Endura Hi-Viz Vibration Dampening Gloves: These are quite popular. As the name implies, they are vibration-dampening. They are also abrasion resistant, cut-resistant, water-resistant, and comfortable, and yet offer you a solid grip on your chainsaw.
Husqvarna’s Safety Gloves: This list would mean nothing if this glove was not mentioned. They are high quality protective gloves that are comfortable to wear and offer a high degree of cut resistance on the left hand glove. It is the left-hand glove because a majority of accidents occur on the left hand rather than the right. Of course, this may have to do with the fact that most people are right-handed.
Oregon Chainsaw Gloves: These are functional and maneuverable gloves. They are inexpensive having reinforced leather.
Do Chainsaw Gloves Work?
Chainsaw gloves provide several benefits, the most obvious being protection from injury. They offer increased grip and traction, making it easier to handle the chainsaw with precision. The padding on the palms can also reduce fatigue and strain on the hands, and some gloves even have thermal linings to keep your hands warm in colder weather.
Chainsaw gloves can help dampen the vibration from the saw.
Chainsaws create significant vibration, and prolonged exposure to this vibration can cause damage to the hands and arms. Gloves designed for use with chainsaws often have extra padding to help minimize the impact of the vibrations.
Wearing chainsaw gloves also provides a better grip on the saw. Chainsaws are notoriously difficult to control, and the slick surface of the handle can make it even more challenging to keep a firm grip. Gloves with an extra grip can help to ensure that the saw stays in your hands as you work.
That said, it’s important to remember that chainsaw gloves are not a foolproof option and can get snagged on branches or other debris, causing injury.

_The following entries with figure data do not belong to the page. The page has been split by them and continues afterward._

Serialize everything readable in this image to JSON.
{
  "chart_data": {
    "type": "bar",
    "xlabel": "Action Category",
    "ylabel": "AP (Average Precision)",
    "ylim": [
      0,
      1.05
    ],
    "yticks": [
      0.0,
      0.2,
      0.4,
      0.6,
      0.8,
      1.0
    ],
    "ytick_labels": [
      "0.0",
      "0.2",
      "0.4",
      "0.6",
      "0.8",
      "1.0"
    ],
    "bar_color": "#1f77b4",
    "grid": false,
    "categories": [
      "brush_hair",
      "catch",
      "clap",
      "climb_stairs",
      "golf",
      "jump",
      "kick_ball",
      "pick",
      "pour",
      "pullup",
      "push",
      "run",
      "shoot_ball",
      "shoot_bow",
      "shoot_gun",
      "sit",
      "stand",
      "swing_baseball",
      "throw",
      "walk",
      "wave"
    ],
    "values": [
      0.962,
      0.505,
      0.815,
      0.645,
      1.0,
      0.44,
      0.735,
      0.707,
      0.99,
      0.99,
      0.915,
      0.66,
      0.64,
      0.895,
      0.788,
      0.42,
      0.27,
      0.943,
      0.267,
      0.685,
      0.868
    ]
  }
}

How to Care for Your Safety Gloves
Washing a glove is not like washing your regular clothes. You have got to make sure that the high quality of the fibers within the gloves are not reduced. Therefore, in this section, you will be learning how to properly care for your chainsaw gloves.
Also, I must say that while you are not required to wash your safety gloves every day, they must be washed at least once a week. In the event of a terrible spill on your gloves, they should be washed immediately. It is unprofessional to work with dirty PPE.

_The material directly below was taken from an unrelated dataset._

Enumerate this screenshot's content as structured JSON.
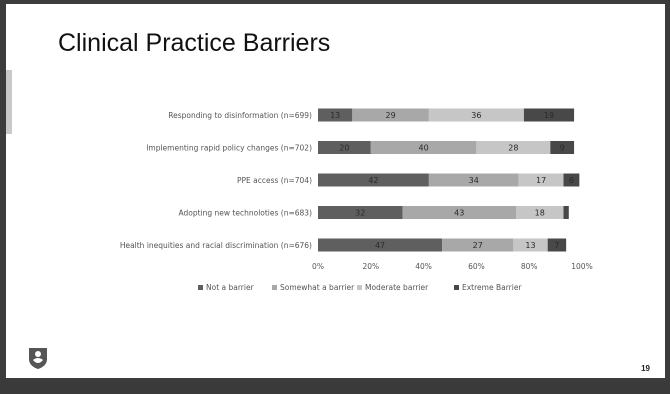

When caring for your gloves, first read the maintenance instructions on how to clean them. Most gloves are usually hand washed with lukewarm water and some can be machine washed. Also, they are not to be dried in the dryer. Strictly natural air drying is recommended.

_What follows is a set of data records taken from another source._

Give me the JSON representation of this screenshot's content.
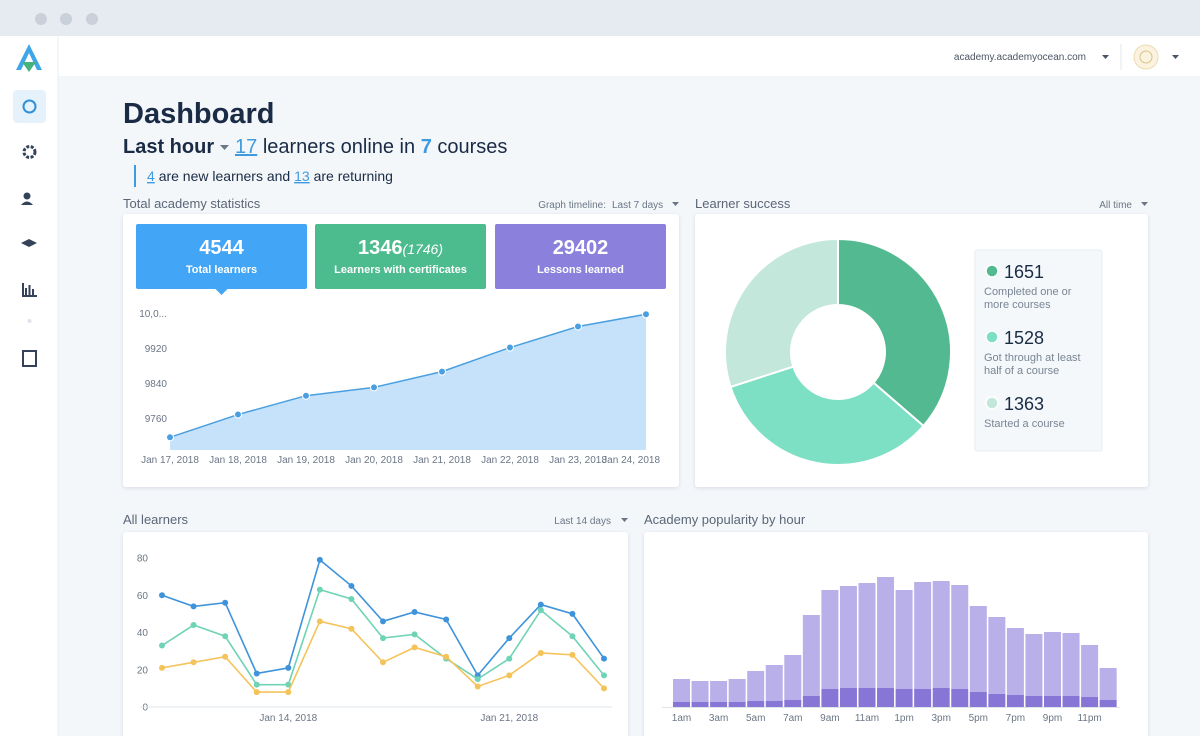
{
  "header": {
    "site": "academy.academyocean.com"
  },
  "dashboard": {
    "title": "Dashboard",
    "period": "Last hour",
    "online_count": 17,
    "online_text": "learners online in",
    "course_count": 7,
    "course_text": "courses",
    "new_count": 4,
    "new_text": "are new learners and",
    "returning_count": 13,
    "returning_text": "are returning"
  },
  "stats": {
    "timeline_label": "Graph timeline:",
    "timeline": "Last 7 days",
    "cards": [
      {
        "value": 4544,
        "label": "Total learners",
        "color": "#42a5f5"
      },
      {
        "value": 1346,
        "extra": "(1746)",
        "label": "Learners with certificates",
        "color": "#4cbb8e"
      },
      {
        "value": 29402,
        "label": "Lessons learned",
        "color": "#8b80db"
      }
    ]
  },
  "success": {
    "filter": "All time"
  },
  "learners": {
    "filter": "Last 14 days"
  },
  "chart_data": [
    {
      "type": "area",
      "title": "Total academy statistics",
      "categories": [
        "Jan 17, 2018",
        "Jan 18, 2018",
        "Jan 19, 2018",
        "Jan 20, 2018",
        "Jan 21, 2018",
        "Jan 22, 2018",
        "Jan 23, 2018",
        "Jan 24, 2018"
      ],
      "values": [
        9717,
        9769,
        9812,
        9831,
        9867,
        9922,
        9970,
        9998
      ],
      "color": "#4a9fe0",
      "area_color": "#c6e2fa",
      "ylim": [
        9688,
        10010
      ],
      "yticks": [
        9760,
        9840,
        9920,
        {
          "value": 10000,
          "label": "10,0..."
        }
      ]
    },
    {
      "type": "pie",
      "title": "Learner success",
      "donut": true,
      "values": [
        1651,
        1528,
        1363
      ],
      "labels": [
        "Completed one or more courses",
        "Got through at least half of a course",
        "Started a course"
      ],
      "colors": [
        "#52b990",
        "#7ddfc3",
        "#c3e8db"
      ]
    },
    {
      "type": "line",
      "title": "All learners",
      "categories": [
        null,
        null,
        null,
        null,
        "Jan 14, 2018",
        null,
        null,
        null,
        null,
        null,
        null,
        "Jan 21, 2018",
        null,
        null,
        null
      ],
      "series": [
        {
          "color": "#3f93db",
          "values": [
            60,
            54,
            56,
            18,
            21,
            79,
            65,
            46,
            51,
            47,
            17,
            37,
            55,
            50,
            26
          ]
        },
        {
          "color": "#6fd3b6",
          "values": [
            33,
            44,
            38,
            12,
            12,
            63,
            58,
            37,
            39,
            26,
            15,
            26,
            52,
            38,
            17
          ]
        },
        {
          "color": "#f4c35a",
          "values": [
            21,
            24,
            27,
            8,
            8,
            46,
            42,
            24,
            32,
            27,
            11,
            17,
            29,
            28,
            10
          ]
        }
      ],
      "ylim": [
        0,
        80
      ],
      "yticks": [
        0,
        20,
        40,
        60,
        80
      ]
    },
    {
      "type": "bar",
      "stacked": true,
      "title": "Academy popularity by hour",
      "categories": [
        "1am",
        null,
        "3am",
        null,
        "5am",
        null,
        "7am",
        null,
        "9am",
        null,
        "11am",
        null,
        "1pm",
        null,
        "3pm",
        null,
        "5pm",
        null,
        "7pm",
        null,
        "9pm",
        null,
        "11pm",
        null
      ],
      "series": [
        {
          "color": "#8776d6",
          "values": [
            5,
            5,
            5,
            5,
            6,
            6,
            7,
            11,
            18,
            19,
            19,
            19,
            18,
            18,
            19,
            18,
            15,
            13,
            12,
            11,
            11,
            11,
            10,
            7
          ]
        },
        {
          "color": "#bab0e9",
          "values": [
            23,
            21,
            21,
            23,
            30,
            36,
            45,
            81,
            99,
            102,
            105,
            111,
            99,
            107,
            107,
            104,
            86,
            77,
            67,
            62,
            64,
            63,
            52,
            32
          ]
        }
      ],
      "ylim": [
        0,
        140
      ]
    }
  ]
}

This is done to prevent the loose layers of fiber from clumping up such that when an accident occurs they will be loose enough to clog the drive sprocket and stop the chainsaw as quickly as possible. This helps to reduce the damage that would have occurred.
In conclusion, I must say that wearing the recommended safety gloves suited to your chainsaw type is an absolute must. The frequency in which accidents occur while handling a chainsaw is very high and a lot of them occur on the left hand. Gloves should also be cleaned appropriately, so the extra layer of defense they provide will not immediately wear out.